ZPC and Intratrek in negotiations to revive Gwanda Solar project 

Source: ZPC and Intratrek in negotiations to revive Gwanda Solar project – #Asakhe – CITE

The Zimbabwe Power Company (ZPC) and Intratrek Zimbabwe Pvt Ltd are negotiating to resume work on the proposed 100-megawatt Gwanda solar power facility, following a Supreme Court decision upholding the contract between the parties.

However, concerns linger about the potential for lengthy negotiations, considering that nearly nine years have passed with minimal activity since the solar deal’s October 23, 2015 signing.

Last year, the Supreme Court ruled in favour of Intratrek, affirming two previous High Court decisions that went against ZPC’s attempts to terminate the contract.

ZESA Holdings’ Legal Advisor and Corporate Secretary, Tungamirai Chinhengo, explained the court’s reasoning: “The Supreme Court judgment recognises that ZPC, a government entity, may have delayed payments to Sinosure (a potential financier). Intratrek, a private company, cannot be held accountable for these delays that impeded financial closure.”

Chinhengo continued, “The court applied the legal concept of ‘fictional fulfillment’ or ‘waiver of rights.’ ZPC’s delays resulted in a waiver of their right to cancel the contract within 30 days. This is the basis upon which the cancellation was overturned.”

As a result of the court order, ZPC and Intratrek are currently negotiating how to proceed. The expectation is for both parties to reach a mutually agreeable amendment to the contract regarding technology, price, and timelines.

However, Chinhengo could not provide a concrete timeline due to the ongoing negotiations.

“There are two key reasons for the lack of a timeline,” he said. “Firstly, a workable pricing model can only be established once financing details are finalized.”

“ZPC has received various financing options, which I cannot disclose at this stage. These options will ultimately determine the project’s timeline for financial closure.”

Chinhengo acknowledged his limitations as a legal advisor when it came to predicting the completion of negotiations.

“From a policy perspective, I rely on the advice of the Managing Director,” he admitted.

The acting ZPC Managing Director, Nobert Matarudza, expressed a more optimistic timeline, stating that “at best” the negotiations should not take more than six months.

However, this timeframe seems unlikely considering Mhangwa, chairperson of the Energy Parliamentary Portfolio Committee, Mhangwa indicated that six months lapsed around January 2025 and the acting MD’s response suggested the negotiations could last for years.

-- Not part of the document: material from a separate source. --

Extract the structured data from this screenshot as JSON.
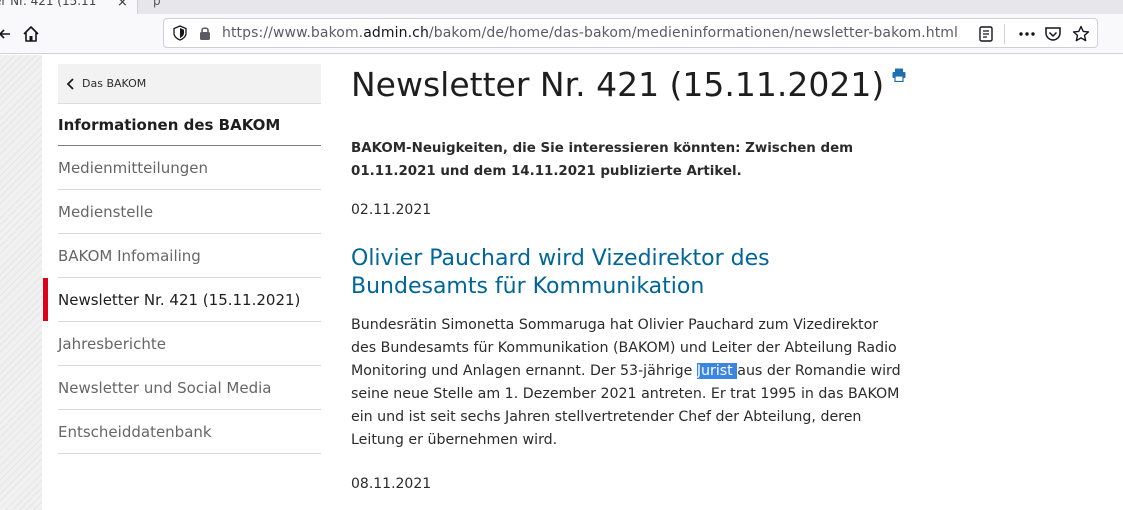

However, the acting MD said other energy projects such as the expansion of Hwange seven and eight power stations, which had no legal challenges, took years to complete yet the contract was awarded in 2014 but the financial closure was achieved much later.

“The Hwange Seven and Eight where there were no issues like this one, took some years. You see if we had money as ZPC, which we can then use to fund this project it will be a different dimension altogether. But we’re actually going to borrow money together with the EPC contractor,” Matarudze said.

The legal advisor also weighed in that since the Supreme Court judgement held the contract valid, any engagement should be following the contract, so it could be “amended or varied, subject to both parties mutually agreeing to it and thereafter reducing into writing.”

“The current engagements are within the scope and contemplated by the contract and if any resultant amendment is to take place, that is concerning the time frames, technology and contract price, all that will be done within the confines and ambit of the contract which fully provides for that,” Chinhengo said.

The negotiations will include the contract price, as Chinhengo said “ it is a practical issue which no one can technically run away from.”

“The latest indications we are getting is that the contractor is also quite amenable to the idea of such price reduction, so it is a subject of the ongoing discussions. We are hopeful that we will agree on a price that is reasonable that is practicable in the circumstances, and overall that will give value for money to the government. “

ZPC Acting Project Technical Director, Engineer Forbes Chanakira added that due to the passage of time where technology is evolving and costs changing, these should be relooked at in the contract.

“Obviously in terms of the issues that we are engaging on, that will naturally be part of issues that we will also deliberate on to find a way of also incorporating the changes that are happening in terms of the technology globally. So basically yes, the changes in technology will be considered during the deliberation,” he said.